2) L'administration
Camerounaise pendant la période post-coloniale
Toute nation qui a vécu une aventure impériale
en garde une nostalgie de grandeur, même si cette aventure a
été coûteuse humainement et moralement (Defarges,
1994 :65). En dépit de la diversité des puissances
coloniales au Cameroun (Ngoh, 1988), seul le modèle administratif
français antérieur à la réforme des années
1980 semble déterminer la dynamique centralisatrice de l'Etat au
Cameroun (Sindjoun, 2002a).
Le 1er Janvier 1960, le Cameroun, territoire sous
mandat français de 1916 à 1939 puis territoire sous tutelle de
1946 à1959 accéda à l'indépendance. Cet
évènement était une rupture de continuité dans
l'ordre juridique, car il y eut transfert au profit du Cameroun des
compétences jusque - là réservées à la
France (Oyono, 1990 :9). Cela supposait de la part du jeune Etat la
possibilité de devenir maître de son destin et de son attitude
dans le concert des nations. Cela impliquait davantage une autonomie de
décision et un libre arbitre en matière de politique nationale et
internationale. Malheureusement, en modernisant le Cameroun, la France dans sa
volonté de "partir pour mieux rester" (Smith et Glaser, 1997 : 19)

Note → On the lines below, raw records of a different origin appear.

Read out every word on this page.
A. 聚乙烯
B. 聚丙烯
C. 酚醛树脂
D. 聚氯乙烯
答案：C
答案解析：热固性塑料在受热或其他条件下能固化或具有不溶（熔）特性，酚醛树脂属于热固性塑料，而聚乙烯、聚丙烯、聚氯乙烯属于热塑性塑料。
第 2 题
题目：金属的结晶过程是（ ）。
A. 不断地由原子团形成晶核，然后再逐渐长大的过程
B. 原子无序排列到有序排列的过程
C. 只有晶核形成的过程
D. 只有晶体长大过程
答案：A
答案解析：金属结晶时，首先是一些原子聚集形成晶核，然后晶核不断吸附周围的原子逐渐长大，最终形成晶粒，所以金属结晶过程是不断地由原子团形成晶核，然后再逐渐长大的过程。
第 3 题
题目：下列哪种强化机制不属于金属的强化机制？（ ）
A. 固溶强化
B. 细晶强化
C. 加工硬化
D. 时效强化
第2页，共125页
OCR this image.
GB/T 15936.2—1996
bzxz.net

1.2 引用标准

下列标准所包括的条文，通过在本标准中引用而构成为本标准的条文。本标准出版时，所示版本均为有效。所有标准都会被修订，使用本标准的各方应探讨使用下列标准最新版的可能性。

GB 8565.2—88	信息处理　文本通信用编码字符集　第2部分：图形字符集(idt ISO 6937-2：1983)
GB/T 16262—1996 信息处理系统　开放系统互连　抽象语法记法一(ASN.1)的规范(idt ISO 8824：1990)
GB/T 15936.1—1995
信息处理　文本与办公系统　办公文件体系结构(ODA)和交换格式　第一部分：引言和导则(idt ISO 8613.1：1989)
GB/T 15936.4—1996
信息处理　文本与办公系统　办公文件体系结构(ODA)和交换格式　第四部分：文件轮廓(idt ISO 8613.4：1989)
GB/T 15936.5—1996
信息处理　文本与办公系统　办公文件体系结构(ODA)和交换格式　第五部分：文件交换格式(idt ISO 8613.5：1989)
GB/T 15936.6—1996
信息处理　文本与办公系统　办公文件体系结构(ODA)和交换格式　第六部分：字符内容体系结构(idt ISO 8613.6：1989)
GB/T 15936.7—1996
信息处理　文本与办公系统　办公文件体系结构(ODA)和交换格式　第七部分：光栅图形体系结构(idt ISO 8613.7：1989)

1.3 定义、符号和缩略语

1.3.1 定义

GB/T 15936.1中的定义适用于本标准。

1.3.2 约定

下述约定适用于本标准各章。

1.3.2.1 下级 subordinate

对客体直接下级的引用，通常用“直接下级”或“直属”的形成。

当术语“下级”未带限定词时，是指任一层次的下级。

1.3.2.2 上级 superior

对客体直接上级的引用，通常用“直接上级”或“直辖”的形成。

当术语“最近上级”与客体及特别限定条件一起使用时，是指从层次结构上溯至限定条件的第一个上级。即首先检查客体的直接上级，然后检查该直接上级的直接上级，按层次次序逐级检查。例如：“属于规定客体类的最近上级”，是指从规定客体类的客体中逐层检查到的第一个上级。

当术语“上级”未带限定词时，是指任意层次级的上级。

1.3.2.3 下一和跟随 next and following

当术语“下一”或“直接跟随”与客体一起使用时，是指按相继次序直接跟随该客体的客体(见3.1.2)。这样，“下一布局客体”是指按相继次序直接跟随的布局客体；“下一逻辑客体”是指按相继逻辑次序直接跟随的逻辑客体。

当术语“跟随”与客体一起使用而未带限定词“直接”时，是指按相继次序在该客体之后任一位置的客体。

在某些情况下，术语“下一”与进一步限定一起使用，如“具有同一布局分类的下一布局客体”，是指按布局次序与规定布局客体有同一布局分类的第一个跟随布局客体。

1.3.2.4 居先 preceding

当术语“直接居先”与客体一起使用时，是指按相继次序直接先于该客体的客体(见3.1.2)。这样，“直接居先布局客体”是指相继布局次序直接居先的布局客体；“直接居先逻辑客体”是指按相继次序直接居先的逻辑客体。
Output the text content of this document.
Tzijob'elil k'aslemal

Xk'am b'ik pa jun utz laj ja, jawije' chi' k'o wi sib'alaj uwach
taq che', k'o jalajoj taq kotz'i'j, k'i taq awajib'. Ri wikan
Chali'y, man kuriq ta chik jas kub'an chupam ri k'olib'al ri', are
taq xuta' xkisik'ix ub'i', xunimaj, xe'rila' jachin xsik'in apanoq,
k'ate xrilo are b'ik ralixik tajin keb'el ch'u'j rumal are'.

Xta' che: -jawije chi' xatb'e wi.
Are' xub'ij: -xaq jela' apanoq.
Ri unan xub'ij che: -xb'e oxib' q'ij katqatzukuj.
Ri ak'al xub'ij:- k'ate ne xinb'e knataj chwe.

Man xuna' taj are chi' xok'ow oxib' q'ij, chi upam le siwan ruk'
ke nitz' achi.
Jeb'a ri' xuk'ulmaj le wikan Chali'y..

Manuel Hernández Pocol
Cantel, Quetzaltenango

accéléra le processus de socialisation administrative des
autorités locales Camerounaises. C'est la problématique de la
francisation des cadres de l'administration et de la quasi-instrumentalisation
de l'élite politique locale qui servirait éventuellement de
courroie de transmission de l'idéologie néo-coloniale. A ce
propos, Abel Eyinga pense qu'au lieu de parler de la coopération
franco-Camerounaise, il serait peut être judicieux de parler de
coopération franco-française ou des relations de la France avec
son ombre (Eyinga, 1978).
Signalons que cette conception de la coopération entre
la France et le Cameroun est minorisante, voire réductionniste car, non
seulement elle reprend les catégories éculées de l'analyse
dépendantiste, mais elle occulte également les logiques de
réappropriation et de réinvention de la part des autorités
locales politiquement intéressées.
Néanmoins, la coopération a quand même
permis à la France de maintenir ses positions dans ses anciennes
possessions d'outre-mer et de perpétuer en somme certaines
données coloniales (Bourgi, 1980 : 383). Il s'agissait pour la
France d'une façon ou d'une autre de diffuser sa culture administrative
et sa langue. Personne d'autre ne l'a aussi nettement déclaré que
Georges Pompidou : « De tous les pays, la France est celui qui
tient le plus profondément à l'exportation de sa langue et de sa
culture » (cité par Essama, 1984 :71). Cette exportation
de la culture française semble être opératoire au Cameroun
tant il est vrai que la France par le biais de la coopération
décentralisée tend à favoriser le phénomène
d'acculturation, heureusement mis à mal parfois par les trajectoires
politique et socio- culturelle du pays.